The Department of Energy (DOE) has recently issued a circular approving the guidelines in the scheduling and dispatch of reserve-power capacities at the Wholesale Electricity Spot Market (WESM).

“The central scheduling and dispatch of energy and contracted reserves would provide the DOE better monitoring of all available generation capacity in both energy and reserve, and provide more preparations to the participants for the eventual commercial operation of the WESM reserve market,” Department Circular 2014-12-0022 stated.

The WESM reserve market basically provides back-up power that could be tapped by the National Grid Corp. of the Philippines (NGCP).  As such, there is a need for the DOE to craft a protocol that “provides for the mechanism to centrally schedule all energy and reserve capacities” at the spot market.

Central scheduling refers to the activities taken prior to commercial launch date of the WESM reserve market for the purpose of central dispatch of energy and reserve categories traded in the WESM. It intends to reflect the entire capacities in the WESM, including reserve capacities contracted by NGCP, so these can be centrally scheduled for either energy or reserve.

The DOE said the protocol shall apply to the market operator, which is the Philippine Electricity Market Corp. (PEMC);  the system operator,  which is the NGCP;  and all WESM members for a limited period, and shall immediately cease upon new commercial launch date of the WESM reserve market.

“PEMC, NGCP and all affected trading participants shall ensure compliance with this circular and the protocol for the better achievement of this policy.
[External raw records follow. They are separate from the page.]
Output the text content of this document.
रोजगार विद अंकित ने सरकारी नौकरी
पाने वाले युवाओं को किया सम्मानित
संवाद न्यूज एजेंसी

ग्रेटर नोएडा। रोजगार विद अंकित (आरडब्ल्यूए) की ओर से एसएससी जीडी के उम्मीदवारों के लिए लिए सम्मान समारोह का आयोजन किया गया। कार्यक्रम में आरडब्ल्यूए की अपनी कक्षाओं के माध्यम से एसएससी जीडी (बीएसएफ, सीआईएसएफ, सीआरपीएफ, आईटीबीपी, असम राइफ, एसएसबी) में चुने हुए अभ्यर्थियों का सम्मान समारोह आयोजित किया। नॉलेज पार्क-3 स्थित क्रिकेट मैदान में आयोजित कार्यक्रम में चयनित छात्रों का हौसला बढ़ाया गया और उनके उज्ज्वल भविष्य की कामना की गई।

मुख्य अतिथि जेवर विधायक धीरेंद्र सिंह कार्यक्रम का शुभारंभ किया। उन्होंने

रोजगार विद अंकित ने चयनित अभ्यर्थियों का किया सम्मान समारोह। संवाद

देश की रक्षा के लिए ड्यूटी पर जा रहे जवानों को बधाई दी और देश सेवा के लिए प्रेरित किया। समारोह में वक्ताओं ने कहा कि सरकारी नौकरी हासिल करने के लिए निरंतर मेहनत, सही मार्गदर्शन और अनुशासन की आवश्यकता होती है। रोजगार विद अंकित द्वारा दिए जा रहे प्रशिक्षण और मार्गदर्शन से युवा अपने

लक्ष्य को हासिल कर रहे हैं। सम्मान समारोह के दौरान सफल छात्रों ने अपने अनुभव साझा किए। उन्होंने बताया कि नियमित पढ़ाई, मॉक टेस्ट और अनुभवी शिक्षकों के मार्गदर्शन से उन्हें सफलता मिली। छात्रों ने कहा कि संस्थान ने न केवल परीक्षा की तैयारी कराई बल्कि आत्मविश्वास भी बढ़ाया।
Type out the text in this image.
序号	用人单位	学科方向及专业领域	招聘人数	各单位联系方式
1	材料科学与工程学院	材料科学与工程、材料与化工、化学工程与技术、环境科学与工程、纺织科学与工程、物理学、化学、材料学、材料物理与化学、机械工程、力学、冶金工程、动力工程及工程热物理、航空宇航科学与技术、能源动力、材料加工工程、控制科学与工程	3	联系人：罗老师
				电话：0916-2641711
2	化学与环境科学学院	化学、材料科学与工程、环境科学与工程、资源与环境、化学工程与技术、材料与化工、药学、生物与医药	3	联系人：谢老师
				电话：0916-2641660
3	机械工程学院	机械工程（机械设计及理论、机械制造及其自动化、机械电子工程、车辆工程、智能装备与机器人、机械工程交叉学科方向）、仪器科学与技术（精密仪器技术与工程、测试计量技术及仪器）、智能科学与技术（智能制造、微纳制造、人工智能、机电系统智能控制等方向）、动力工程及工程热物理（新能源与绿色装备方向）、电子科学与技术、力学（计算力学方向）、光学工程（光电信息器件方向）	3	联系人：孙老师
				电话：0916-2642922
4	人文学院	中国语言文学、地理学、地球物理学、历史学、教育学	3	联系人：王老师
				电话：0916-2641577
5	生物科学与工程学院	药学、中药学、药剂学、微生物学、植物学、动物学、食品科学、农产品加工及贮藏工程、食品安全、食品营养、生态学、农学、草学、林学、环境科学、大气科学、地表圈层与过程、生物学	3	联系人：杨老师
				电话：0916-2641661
PEMC shall continuously submit an assessment report to the DOE on its implementation of this protocol and the development of the WESM reserve market,” the circular stated.

Among others, the protocol includes submission of generation and reserve offers, scheduling of reserve dispatch and  reserve requirements. All trading participants, for instance, shall submit their generation and reserve offers, consistent with the WESM timetable for the week-ahead and day-ahead market projections to provide a more accurate determination of reserve requirements.

The reserve market was supposed to start in March last year but was put off, pending regulatory approval for the pricing and cost-recovery mechanism of the reserve market.